Kyrgyzstan Comes Closer to Passing ’Homosexual Propaganda’ Bill
A bill that mirrors Russia’s highly controversial "homosexual propaganda" law inches closer to becoming a reality in Kyrgyzstan as the Central Asian country’s human rights committee approved the measure this week, BuzzFeed reports.
If the bill becomes law it will make it a crime to spread information "aimed at forming positive attitudes toward non-traditional sexual relations" to minors. Those who violate the law would be subjected to fines of about $115 (more than half the average monthly salary in Kyrgyzstan) and up to a year in prison.
BuzzFeed notes that Kyrgyzstan has remained a poor country ever since gaining independence after the Soviet Union collapsed. The country’s government accepts both U.S. and Russian aid, though the country will most likely join a Russian-led Customs Union.
"These bills - they are a tool for mobilizing public support for the government, for the Russian government as well," Anna Kirey, an LGBT rights researcher at Human Rights Watch, told BuzzFeed.
The bill was passed on June 17 by a 4-3 vote.
The European Union called the draft measure one of the most "sweeping anti-propaganda bills ever published," according to Gay Star News.

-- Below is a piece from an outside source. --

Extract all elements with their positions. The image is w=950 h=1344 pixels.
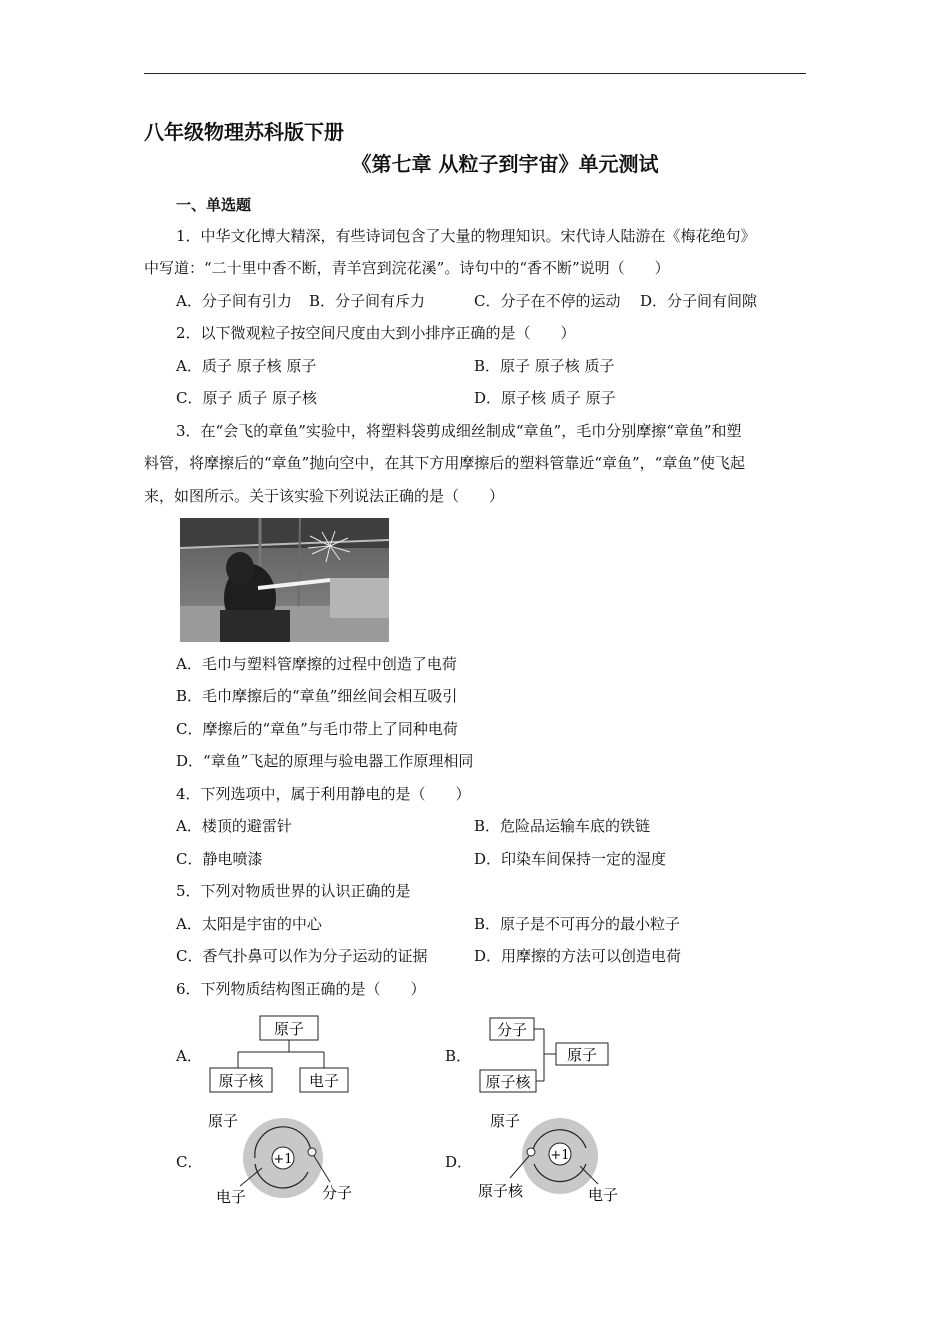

"It’s only been 16 years since Kyrgyzstan decriminalized homosexuality," Nicole Kiil-Nielsen, MEP, Vice-Chair of the European Parliament Delegation to Kyrgyzstan and member of the EU LGBT Intergroup said. She added that it’s important the former Soviet State not discriminate against the LGBT community.
"I urge the Kyrgyzstan not to go back to state-sponsored homophobia," she said.
LGBT activists say if the bill is passed it will increase violence against the LGBT community in Kyrgyzstan. Daniyar Orsekov, who leads the LGBT organization Kyrgyz Indigo, told BuzzFeed three of his employees were attacked a few weeks ago outside a gay club.
"They were beaten up by several young guys," he said. "They were really well-organized and they were waiting and trying to block all entrances."
LGBT people in the country wrote letters urging lawmakers to vote down the bill even though they believe the measure will most likely pass if put to a vote.
"Your bills and bans are based on ignorance and prejudice. They arouse only hatred in society. Even now in the comments and discussions [around this bill] I hear calls to ’destroy,’ and this is speaking about real people," one LGBT person wrote.